Gonzales, Juanita – Oval Box with Mountain and Cloud Designs (1930s)
This is an unusual oval clay box by Juanita Gonzales and Wo-Peen Gonzales. Juanita would make the piece and polish them while Wo-Peen would paint the designs. The box has an oval shape and it is painted with mountain and rain designs. They are boldly painted onto the polished surface. The lid has birdwing patterns. The box was fired a deep black coloration. It is signed on the bottom, “Juanita”. It is in good condition with no chips, cracks, restoration, or repair but some surface water damage and I’ve priced it accordingly.

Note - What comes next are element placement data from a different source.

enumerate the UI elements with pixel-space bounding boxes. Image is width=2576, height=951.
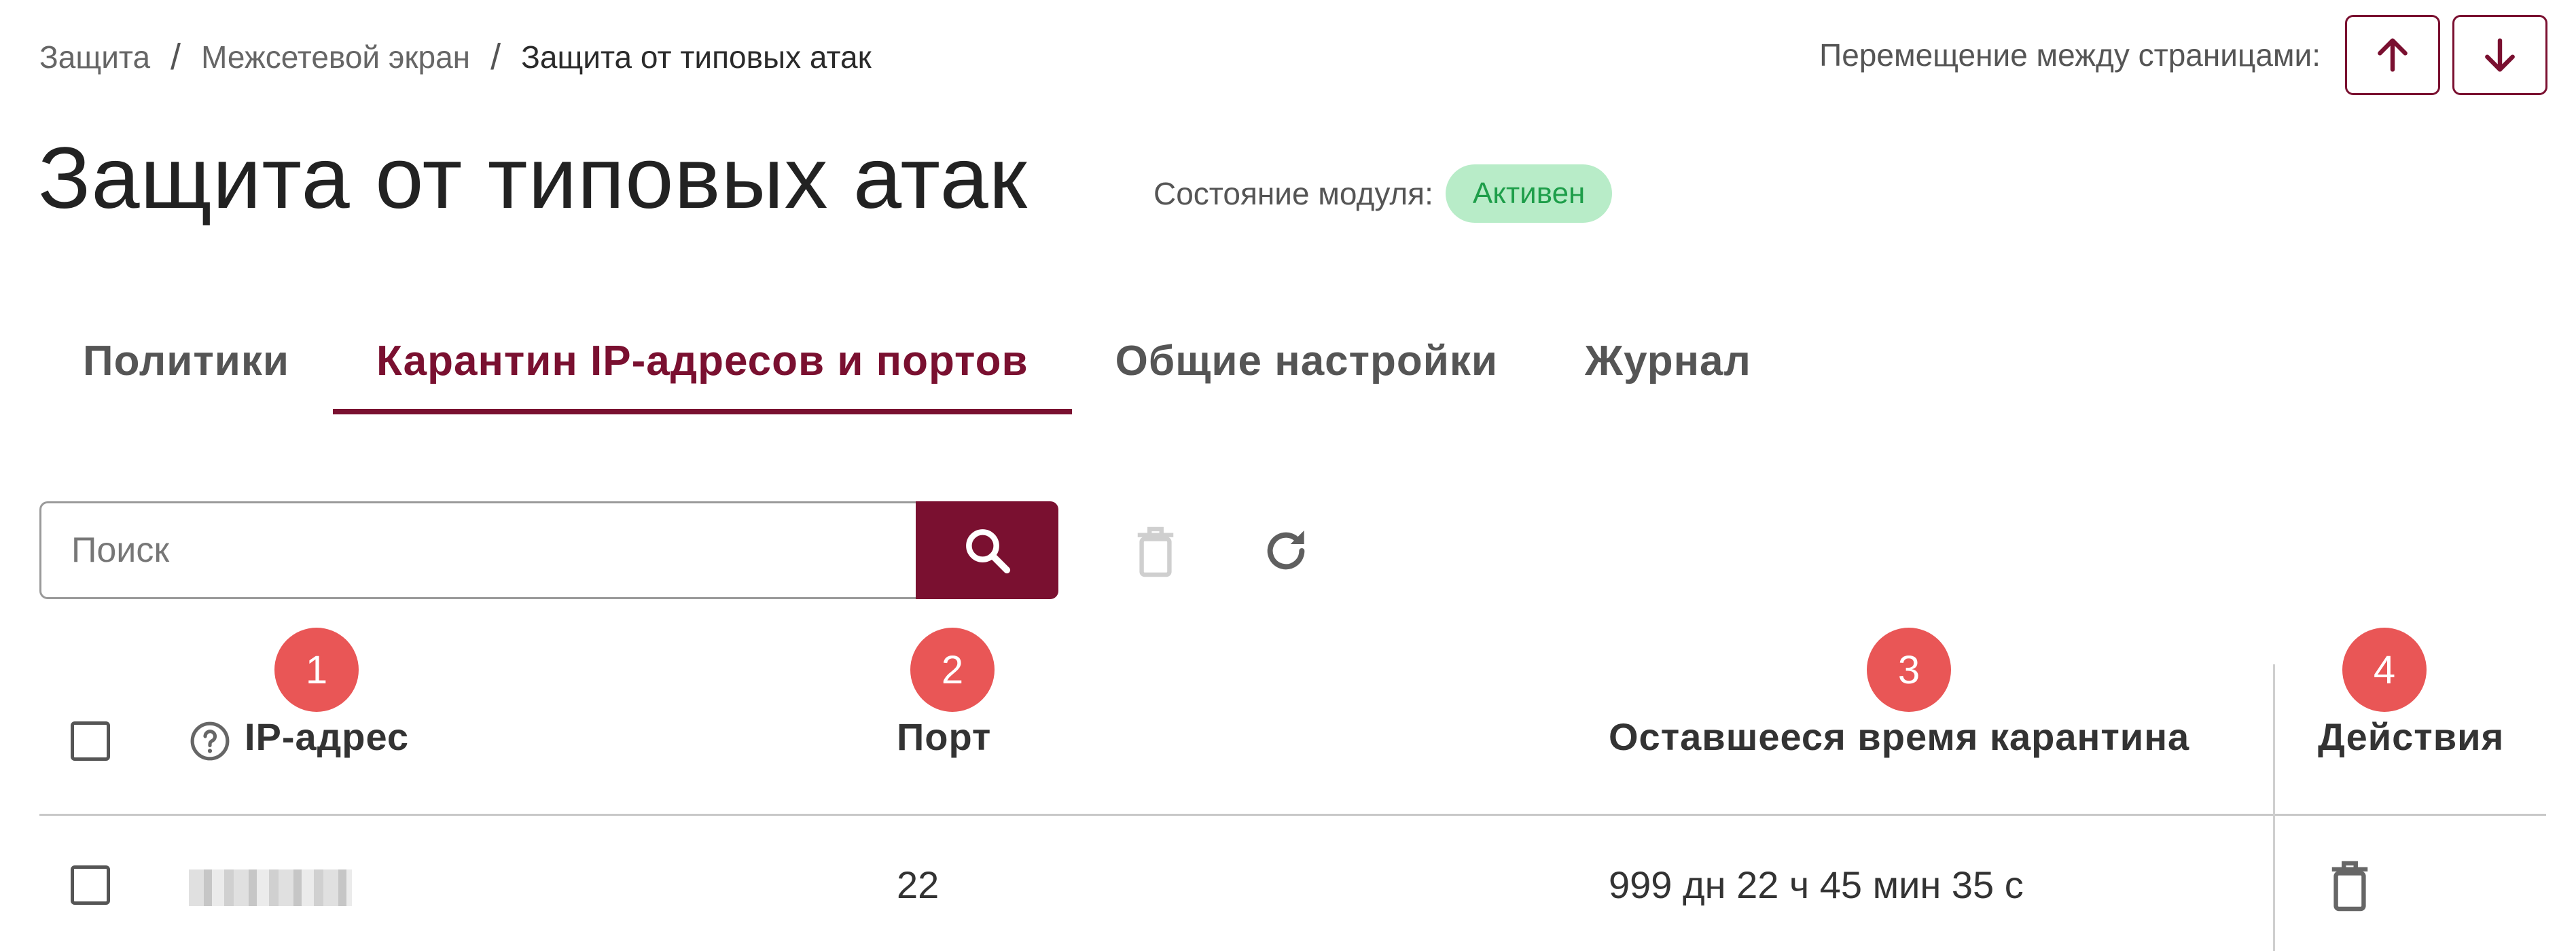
search-icon bbox=[966, 529, 1011, 574]
tab-bar: Политики Карантин IP-адресов и портов Об… bbox=[39, 319, 1795, 414]
column-header-actions: Действия bbox=[2318, 715, 2505, 758]
breadcrumb-separator: / bbox=[490, 37, 501, 77]
trash-icon bbox=[2331, 861, 2368, 912]
select-all-checkbox[interactable] bbox=[71, 721, 110, 761]
column-header-port[interactable]: Порт bbox=[897, 715, 991, 759]
column-divider bbox=[2273, 664, 2275, 951]
port-cell: 22 bbox=[897, 863, 940, 906]
breadcrumb-item-firewall[interactable]: Межсетевой экран bbox=[201, 39, 470, 75]
status-badge: Активен bbox=[1445, 164, 1613, 223]
ip-address-cell bbox=[189, 869, 352, 906]
module-state: Состояние модуля: Активен bbox=[1153, 164, 1613, 223]
trash-icon bbox=[1137, 526, 1174, 577]
page-title: Защита от типовых атак bbox=[38, 130, 1028, 227]
marker-4: 4 bbox=[2342, 628, 2427, 712]
tab-policies[interactable]: Политики bbox=[39, 319, 333, 414]
breadcrumb-item-protection[interactable]: Защита bbox=[39, 39, 150, 75]
search-input[interactable]: Поиск bbox=[39, 501, 916, 599]
page-down-button[interactable] bbox=[2452, 15, 2547, 95]
time-left-cell: 999 дн 22 ч 45 мин 35 с bbox=[1609, 863, 2024, 906]
arrow-up-icon bbox=[2378, 38, 2408, 72]
column-header-ip[interactable]: IP-адрес bbox=[245, 715, 409, 759]
breadcrumb-item-current: Защита от типовых атак bbox=[521, 39, 872, 75]
table-header-divider bbox=[39, 814, 2546, 816]
tab-quarantine[interactable]: Карантин IP-адресов и портов bbox=[333, 319, 1072, 414]
column-header-time-left[interactable]: Оставшееся время карантина bbox=[1609, 715, 2189, 759]
module-state-label: Состояние модуля: bbox=[1153, 176, 1433, 211]
breadcrumb-separator: / bbox=[171, 37, 181, 77]
delete-selected-button[interactable] bbox=[1125, 520, 1186, 581]
search-bar: Поиск bbox=[39, 501, 1058, 599]
page-navigation: Перемещение между страницами: bbox=[1819, 15, 2547, 95]
marker-2: 2 bbox=[910, 628, 995, 712]
refresh-button[interactable] bbox=[1255, 520, 1317, 581]
page-navigation-label: Перемещение между страницами: bbox=[1819, 37, 2321, 73]
arrow-down-icon bbox=[2485, 38, 2515, 72]
refresh-icon bbox=[1267, 531, 1305, 570]
marker-1: 1 bbox=[274, 628, 359, 712]
delete-row-button[interactable] bbox=[2326, 857, 2374, 916]
search-button[interactable] bbox=[916, 501, 1058, 599]
breadcrumb: Защита / Межсетевой экран / Защита от ти… bbox=[39, 30, 872, 84]
ip-help-icon[interactable] bbox=[189, 720, 231, 766]
tab-journal[interactable]: Журнал bbox=[1541, 319, 1795, 414]
page-up-button[interactable] bbox=[2345, 15, 2440, 95]
marker-3: 3 bbox=[1867, 628, 1951, 712]
row-checkbox[interactable] bbox=[71, 865, 110, 905]
tab-general-settings[interactable]: Общие настройки bbox=[1072, 319, 1541, 414]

There has long been a fascination with boxes, that is to say, square or rectangular clay vessels with flat, clay lids. At the Pueblos of New Mexico, there is a historic precedent for these square-shaped pieces that were typically used for holding corn meal for Pueblo dances. These boxes, however, typically did not have lids, and more likely, carved or raised ends.
In the 1920s there was a revival of boxes at San Ildefonso at the same time as the “new” black-on-black style of pottery. The boxes had flat sides, but later, some were cylindrical. They were painted on each side and they had a flat lid with a handle. The style of the handle, and its direction, were often indicative of the potter. While some boxes may still have been made for cornmeal, most were made to hold cigarettes, small cigars, or curious, for the newly arriving tourist trade. The potters of San Ildefonso in the 1920s were each adept at making these pieces.
Boxes are difficult to make and crack in drying and firing. The same with the flat lids. Not surprisingly, over the past 100 years, the boxes have not fared well as they are often cracked or chipped. The lids are often missing or damaged. They are not only one of the most difficult and sought-after forms, but also one that is the least resilient to time.